Saturday, March 13, 2010

Not What I Meant To Say

Subprime mortgages. Rock reunion tours. Robert De Niro doing comedy. Like many things, all probably seemed to be good ideas at the time. But sometimes the execution makes you wonder what "they" were thinking of when "they" thought it up. Or put another way, for every "Silence of the Lambs" there is a "Hannibal."

Technology is a great example of this. Take the iCEBOX Kitchen Network System. Through a central control panel, the idea was to tie together a specially designed coffee maker, microwave and breadmaker. You would load them up when the day started, then control them from your computer at work. Hit the right buttons, and you were supposed to be able to walk into your house to a fresh pot of coffee, a fresh loaf of bread and a hot dinner. A Jetson-esque future to be sure, but one that wasn't quite ready for prime time. Or as one reviewer put it, "For the $2,350 price tag to equip your kitchen with the Beyond system, you could hire a butler and a hooker to do ten times the amount of work."

That's not to say that new ideas and approaches can't work well, sometimes astoundingly so. Who would have thought that your phone could identify a song playing on the radio, or that you could carry every album you ever bought on an MP3 player the size of a matchbook. Sometimes all it takes is a little time. Back at the 1964 New York World's Fair, I crowded into a booth with my family to call my grandmother on the first "consumer" video phone.

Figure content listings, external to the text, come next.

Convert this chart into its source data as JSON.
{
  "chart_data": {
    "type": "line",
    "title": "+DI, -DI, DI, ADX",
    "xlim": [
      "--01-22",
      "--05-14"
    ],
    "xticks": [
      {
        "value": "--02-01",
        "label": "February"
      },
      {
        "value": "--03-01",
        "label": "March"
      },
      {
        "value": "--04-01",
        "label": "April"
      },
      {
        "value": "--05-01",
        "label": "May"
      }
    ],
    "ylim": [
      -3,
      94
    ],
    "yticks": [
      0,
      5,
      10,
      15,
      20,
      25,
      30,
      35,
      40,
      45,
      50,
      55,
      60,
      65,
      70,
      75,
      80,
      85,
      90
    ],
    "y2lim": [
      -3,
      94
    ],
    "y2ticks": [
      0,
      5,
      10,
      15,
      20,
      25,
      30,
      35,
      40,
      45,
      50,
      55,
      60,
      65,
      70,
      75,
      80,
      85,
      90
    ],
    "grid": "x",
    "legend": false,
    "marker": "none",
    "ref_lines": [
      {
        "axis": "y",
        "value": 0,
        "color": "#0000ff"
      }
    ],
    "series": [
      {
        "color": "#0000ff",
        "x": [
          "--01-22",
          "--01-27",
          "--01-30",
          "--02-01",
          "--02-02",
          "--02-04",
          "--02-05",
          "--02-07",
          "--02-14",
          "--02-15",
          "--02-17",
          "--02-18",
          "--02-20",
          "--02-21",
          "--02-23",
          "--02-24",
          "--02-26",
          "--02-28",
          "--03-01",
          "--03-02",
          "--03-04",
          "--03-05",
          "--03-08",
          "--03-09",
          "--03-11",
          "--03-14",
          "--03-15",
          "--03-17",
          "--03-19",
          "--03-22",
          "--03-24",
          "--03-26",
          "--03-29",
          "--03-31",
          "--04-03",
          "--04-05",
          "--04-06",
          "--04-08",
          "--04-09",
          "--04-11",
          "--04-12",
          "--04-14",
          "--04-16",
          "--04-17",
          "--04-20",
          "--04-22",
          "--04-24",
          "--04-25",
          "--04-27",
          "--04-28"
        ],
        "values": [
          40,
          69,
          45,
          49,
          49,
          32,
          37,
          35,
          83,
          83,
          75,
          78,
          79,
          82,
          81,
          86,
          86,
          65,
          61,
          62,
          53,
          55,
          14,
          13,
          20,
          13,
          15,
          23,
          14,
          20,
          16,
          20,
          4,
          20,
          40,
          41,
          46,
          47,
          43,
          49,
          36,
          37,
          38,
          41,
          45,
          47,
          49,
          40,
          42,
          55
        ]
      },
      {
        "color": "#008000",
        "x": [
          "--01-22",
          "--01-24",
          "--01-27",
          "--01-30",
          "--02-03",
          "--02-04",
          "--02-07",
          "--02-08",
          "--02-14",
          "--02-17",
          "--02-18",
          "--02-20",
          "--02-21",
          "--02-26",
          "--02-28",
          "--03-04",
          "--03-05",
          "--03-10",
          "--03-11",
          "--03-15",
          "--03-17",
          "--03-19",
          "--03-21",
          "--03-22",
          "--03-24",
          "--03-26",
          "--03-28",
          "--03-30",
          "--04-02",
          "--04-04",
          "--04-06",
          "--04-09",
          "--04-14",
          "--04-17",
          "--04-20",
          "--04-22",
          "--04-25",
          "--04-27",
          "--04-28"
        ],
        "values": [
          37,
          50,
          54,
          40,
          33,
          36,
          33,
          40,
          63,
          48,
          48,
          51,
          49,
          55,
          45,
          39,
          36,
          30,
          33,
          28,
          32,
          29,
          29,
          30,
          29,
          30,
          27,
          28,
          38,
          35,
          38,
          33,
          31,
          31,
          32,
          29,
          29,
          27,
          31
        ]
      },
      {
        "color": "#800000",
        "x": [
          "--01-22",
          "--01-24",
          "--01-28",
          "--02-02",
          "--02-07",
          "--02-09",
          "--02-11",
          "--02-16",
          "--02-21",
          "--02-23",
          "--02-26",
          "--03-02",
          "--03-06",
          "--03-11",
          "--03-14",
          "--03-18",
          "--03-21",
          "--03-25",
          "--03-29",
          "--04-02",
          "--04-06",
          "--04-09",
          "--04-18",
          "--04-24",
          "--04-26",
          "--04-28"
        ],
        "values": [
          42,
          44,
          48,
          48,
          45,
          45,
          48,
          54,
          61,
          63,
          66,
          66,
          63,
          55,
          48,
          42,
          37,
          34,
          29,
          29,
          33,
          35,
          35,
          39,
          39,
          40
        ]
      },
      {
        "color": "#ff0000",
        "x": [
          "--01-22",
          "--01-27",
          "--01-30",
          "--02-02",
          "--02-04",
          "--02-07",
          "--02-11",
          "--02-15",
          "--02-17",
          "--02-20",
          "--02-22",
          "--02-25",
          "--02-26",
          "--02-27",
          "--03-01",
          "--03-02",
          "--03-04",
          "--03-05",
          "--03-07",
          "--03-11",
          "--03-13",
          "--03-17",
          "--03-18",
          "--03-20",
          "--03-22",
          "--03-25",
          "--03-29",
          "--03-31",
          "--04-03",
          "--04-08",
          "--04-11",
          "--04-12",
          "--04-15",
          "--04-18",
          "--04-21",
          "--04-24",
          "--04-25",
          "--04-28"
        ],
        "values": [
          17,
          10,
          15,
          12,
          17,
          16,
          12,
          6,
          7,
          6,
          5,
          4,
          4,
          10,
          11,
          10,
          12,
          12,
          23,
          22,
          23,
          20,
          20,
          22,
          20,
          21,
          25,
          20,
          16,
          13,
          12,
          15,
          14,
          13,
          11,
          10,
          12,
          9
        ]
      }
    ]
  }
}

Of course, while we could see ourselves, she couldn't see us. And even if she had the requisite device on her end, it's unlikely we would have made the call anyway: adjusted for inflation, a 15 minute chat cost about $900. Not quite five decades later our kids, be they in South America or Maine, can see and talk to their grandmother in New Jersey via Skype for nothing.

So at one end you have the promise; at the other, the realization. More often than not, however, it feels like we're in the middle rather than at either end, that exasperating place where the kinks are still being smoothed over and the missteps are frequent. You see this today with the smartphones that have virtually exploded into everyone's hands. They do more than we ever thought possible, but have shortcoming that make them truly maddening.

For instance, mine sports both GPS mapping and voice recognition. To test it, I sat in my car and said very clearly, "Navigate to Staples Office Supplies." It thought about it for a few seconds, then popped up the two stores nearest to where I was sitting. I selected one, and a a map appeared with turn by turn directions to get there. I followed the route, and as I pulled up a photo of the exact location appeared along with the notification "You have arrived." It was almost scary.

But that was under laboratory conditions. Soon thereafter we were strolling down the street in New York City. We wondered about a particular restaurant we had eaten at several months before, but for which we couldn't recall the exact name nor location. All we remembered was that the cuisine was Israeli. So out came the phone. As the wind whipped around us, we huddled in a doorway while I shouted into it over the street noise: "Navigate to Israeli restaurant." A few seconds later, up came the choices: a map of Israel, a collection of Israeli recipes and directions to Beth Israel Medical Center. I've heard their coffee shop is good, but...

Another example: when typing a note, the phone guesses what you what to say based on a few letters, then fills in the blanks. It works surprisingly well for most words, but gets hung up on abbreviations. Whenever I type "Pls" for "Please" it immediately changes it to "Ploshnick." And when I responded to a query about where I was with "FYI in NY," and hit send before I checked, it had changed it to "Dying in New York." I had to quickly call my mother and tell her I was still breathing.

Of course, barely a decade ago, even the idea of capabilities like this were merely a dream. But we're an impatient lot at best. And so with each new advance we expect more faster, going from wonderment to complaining in record time. After all, history records that Alexander Graham Bell's famous first telephone transmission was, "Watson, Come here, I need you." It doesn't record that Watson immediately set about inventing the answering machine.


Marc Wollin of Bedford is thrilled with his new phone, until he throws it across the room. His column appears regularly in The Record-Review and The Scarsdale Inquirer.